At the back of an anonymous garden, a woman lies on a pile of planks, silver foil on her feet and hands, an apple stuffed in her mouth, the hand of a man with prehistoric features resting proprietorially on her shoulder. A voice-over commences in reassuringly patrician tone: ‘Anybody can own a pig.’ Over the few minutes of Oreet Ashery’s How to Kill a Pig (2013–14), an expanding pink and red vortex is imposed over the figures, digitally mincing them. The language of the voice-over – which summarises the artist’s research into the legal conditions for sacrificing a pig during a performance – strays from bureaucratic specificity towards a more nameless menace. ‘Once your pig is dead, you can do what you want with it.’ At Waterside Contemporary, the video screen was suspended from ropes, to be watched from a narrow fabric Womb Hammock (2014); beside it, a plaster cast of a pig is wedged mid-air in a crevice, weightless but constrained. Across the gallery, a large black and white print of an image pulled from Google curled into a standing cone depicts a person cuffed into a ‘hog-tie’: variously used for handling livestock, torture and sexual fetish.
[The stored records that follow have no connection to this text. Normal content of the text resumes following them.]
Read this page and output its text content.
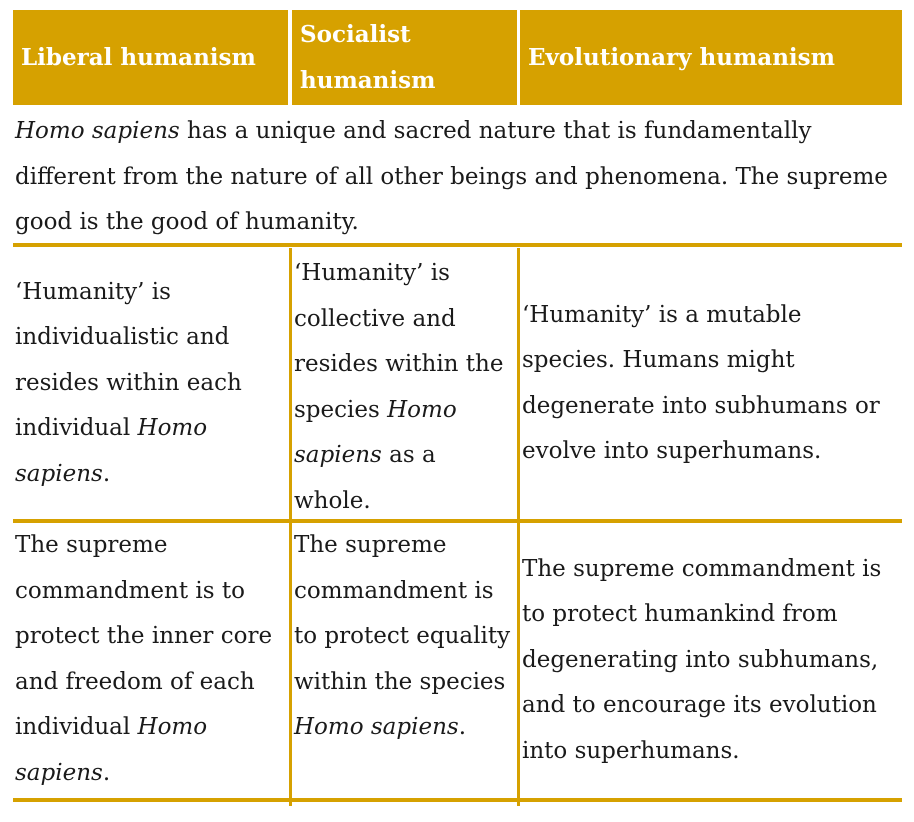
Liberal humanism
Socialist humanism
Evolutionary humanism
Homo sapiens has a unique and sacred nature that is fundamentally different from the nature of all other beings and phenomena. The supreme good is the good of humanity.
‘Humanity’ is individualistic and resides within each individual Homo sapiens.
‘Humanity’ is collective and resides within the species Homo sapiens as a whole.
‘Humanity’ is a mutable species. Humans might degenerate into subhumans or evolve into superhumans.
The supreme commandment is to protect the inner core and freedom of each individual Homo sapiens.
The supreme commandment is to protect equality within the species Homo sapiens.
The supreme commandment is to protect humankind from degenerating into subhumans, and to encourage its evolution into superhumans.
Sex lingers in this show like a bad aftertaste. A seemingly banal photograph, Untitled (Lollipop) (2014), of a man’s lips puckering around a multi-coloured ice-lolly hangs adjacent to one documenting a ‘tea-bagging’ from Ashery’s performance series ‘Party for Freedom’ (2013–ongoing). Sturtevant once described pornography as having a ‘funny-fun’ quality. Ashery seems judiciously suspicious of fun – here, as in previous works, she explores the ambivalent values of gratification, release, license. (‘Party for Freedom’ borrowed its title from that of anti-Islamic Dutch politician Geert Wilder’s Partij voor de Vrijheid.) The voice-over of How to Kill a Pig reports that an animal cannot be privately slaughtered in a state of undue stress, pain or excitement. If excitement, then, is a kind of cruelty, where does that leave the liberatory potential of pleasure? The title of one work on show – The World Doesn’t Have to Be How You Want It To Be – offers a blunt answer.
Whilst the exhibition hints at what Carol J. Adams’s 1990 book called The Sexual Politics of Meat, Ashery’s primary interest in livestock is as a broader metaphor for stigmatized social groups. Such communities were directly addressed by a grouping of ten sculptural assemblages, ‘The Un/Clean’ series (2014), which dominated the space.
Constructed from cleaning materials, a typical work consisted of a metal mop stood atop a bucket, rolls of blue, industrial kitchen-roll piled up for a head, dressed in a kind of poncho made from orange toxic waste disposal bags and a necklace of rubber gloves. The costumes had been made and worn by members of Freedom from Torture, UK Lesbian & Gay Immigration Group and the charity Portugal Prints whilst participating in Ashery’s previous performances, including The World is Flooding (2014) at Tate Modern in July – a frenetic musical adaptation of Vladimir Mayakovsky’s Mystery-Bouffe (1918–21) describing the struggle for dominance of groups of Clean and Unclean after a flood. A certain shift of energy is sometimes unavoidable in the transition from theatrics to objects (the poncho draped mops almost resembled puppets, waiting to be played with) and without the supporting narrative of the Tate performance ‘The Un/Clean’ series appears more simply as a carnival of corporate cleaners. Nevertheless, the figure of the cleaner – low-paid, low-visibility, frequently migrant and implicated in the symbolic exchange between purity and danger – is an effective stand-in for Ashery’s sometime collaborators. Conceptually, then, a pretty neat trope. But these works possessed a visual neatness too, which did little to convey viscerally the experience of the labour of cleaning, let alone the experience of social degradation or exclusion. The press release’s insistence (via Mayakovsky) that ‘The Unclean Are Rising Again! They Exist!’ was hard to square with the sterile prettiness of the pastel dust cloths, glittering metallic pan scourers, gleaming chrome handles and pristine patterned J-cloths.
What seemd at first like a misstep came to look, however, like an intentional wrong-footing; the astringent quality of the harshly lit installation and its odd lack of mess a rebuff to a lazy cliché of what art made about and by ‘The Un/Clean’ should look like. Maybe it is impossible to fully appraise these works beyond the meaning they hold to Ashery’s collaborators – no less urgent, I suppose, for not being obviously accessible to the outside viewer. Another video, Winking Series I (2014), installed discreetly in the surface of a plinth, documented Ashery’s collaborators winking in succession at the camera, communicating their mutual identification within a bonded group. At a push, we’re all animals with a language: this show was a reminder that, even so, we don’t all always necessarily speak the same one.